The present 22 percent VAT rate is one of Europe's highest. When it was first introduced in Poland, politicians blamed EU regulations for its existence and scale. The explanation was obviously a lie, and soon people discovered that the highest VAT rate in Luxemburg is 15 percent, in Germany 16 percent and in the UK 17.5 percent. According to last year's OECD report, Poland is among the countries that have the highest taxes in the world. And this year indirect taxes go up together with income taxes as a new rate of 50 percent was introduced. Income tax and social security contributions in Poland constitute 31 percent of gross wage earnings, whereas in the Slovak Republic they are 19 percent, in Switzerland 21 percent, and in Ireland 16 percent. This is particularly harmful to employment; Poland's unemployment rate is about 19 percent, the highest in the EU. The tax burden also encourages employers to hire workers illegally or to cheat on taxes. And they wonder why there's a black market?

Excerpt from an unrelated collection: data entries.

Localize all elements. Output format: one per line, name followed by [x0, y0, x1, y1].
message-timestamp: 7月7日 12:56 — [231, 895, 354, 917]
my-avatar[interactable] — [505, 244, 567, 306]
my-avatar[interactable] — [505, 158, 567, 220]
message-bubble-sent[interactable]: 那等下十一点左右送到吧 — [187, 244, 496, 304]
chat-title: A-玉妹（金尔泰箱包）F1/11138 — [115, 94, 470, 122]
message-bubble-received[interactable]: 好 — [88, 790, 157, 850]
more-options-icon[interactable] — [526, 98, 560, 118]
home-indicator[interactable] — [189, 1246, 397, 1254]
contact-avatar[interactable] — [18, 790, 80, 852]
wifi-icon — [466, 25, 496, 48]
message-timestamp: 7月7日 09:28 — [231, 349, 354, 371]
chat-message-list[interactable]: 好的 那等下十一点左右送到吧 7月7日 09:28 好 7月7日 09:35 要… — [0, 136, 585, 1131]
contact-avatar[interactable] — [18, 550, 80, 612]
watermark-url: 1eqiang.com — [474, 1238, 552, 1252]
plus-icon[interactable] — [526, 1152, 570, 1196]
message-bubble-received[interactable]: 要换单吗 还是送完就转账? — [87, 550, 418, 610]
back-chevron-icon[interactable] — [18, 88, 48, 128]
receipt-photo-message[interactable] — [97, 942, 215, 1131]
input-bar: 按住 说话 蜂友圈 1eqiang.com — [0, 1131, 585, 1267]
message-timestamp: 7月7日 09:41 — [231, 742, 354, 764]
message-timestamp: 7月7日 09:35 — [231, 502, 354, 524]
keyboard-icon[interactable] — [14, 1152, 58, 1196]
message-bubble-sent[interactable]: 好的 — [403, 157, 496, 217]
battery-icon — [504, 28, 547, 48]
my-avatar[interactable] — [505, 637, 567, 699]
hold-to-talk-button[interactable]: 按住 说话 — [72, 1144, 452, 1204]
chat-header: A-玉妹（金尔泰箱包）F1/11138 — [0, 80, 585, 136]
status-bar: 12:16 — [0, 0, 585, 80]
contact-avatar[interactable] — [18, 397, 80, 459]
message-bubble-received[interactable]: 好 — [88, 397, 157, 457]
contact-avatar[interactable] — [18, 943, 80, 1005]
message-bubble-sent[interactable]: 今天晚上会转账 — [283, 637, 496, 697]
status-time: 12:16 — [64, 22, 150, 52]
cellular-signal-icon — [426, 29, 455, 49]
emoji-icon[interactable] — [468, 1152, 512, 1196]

Yet, indirect taxes are taxes on top of money already taken through personal income taxes. However, as the EU law requires member states to have VAT of no less than 15 percent, one of the Polish political parties, a conservative free market Real Politics Union, proposes similarly to abolish all income taxes and instead to have only the 15 percent VAT.

Today, consumption taxes are only a way to take more money from people. Moreover, they can also promote some firms at the expense of others, having an exemption can bring greater profits, so it is worthwhile to be nice to the officials who grant them. Some products and services are taxed at a regular rat percent VAT. Used car sales, for example, are considered second-hand goods under European directives and thus not taxed, so imports of them have soared since Poland joined the EU last May, to 800,000. New cars, that are taxed, meanwhile, have seen their sales plummet to 316,000. So, the Polish state intervened and taxed used cars with the excise, clearly wanting to be nice to car manufacturers and also make profit itself. The excise was against EU law, but the state is not going to resign from it, it is simply going to be replaced with a so called 'registration tax.'

Indirect taxes are often less justifiable than income taxes. While it is said that the excise imposed on alcohol goes for programs preventing alcoholism, in reality, the sum collected in one of the biggest Polish cities, Krakow, was so large last year that the administration ran out of ideas for how to use it.

And when Poland tries to give its people a tax break, as for Internet purchases, the EU steps in and orders it to apply the VAT to them so its rules will be compatible with other members. But why does the EU require Internet purchases to be taxed and for what will the tax go other than the bureaucracy? The EU is even considering taxing postal services. Why? To the authorities that isn't the question. It's more a matter of shrugging and asking: Why not?

Contrary to what the government believes, higher food and drink prices cannot improve consumption. Lower taxes would make people richer and able to buy more goods, invest more money and employ more workers. Thus, we could at last experience a real economic growth instead of a so called "jobless growth."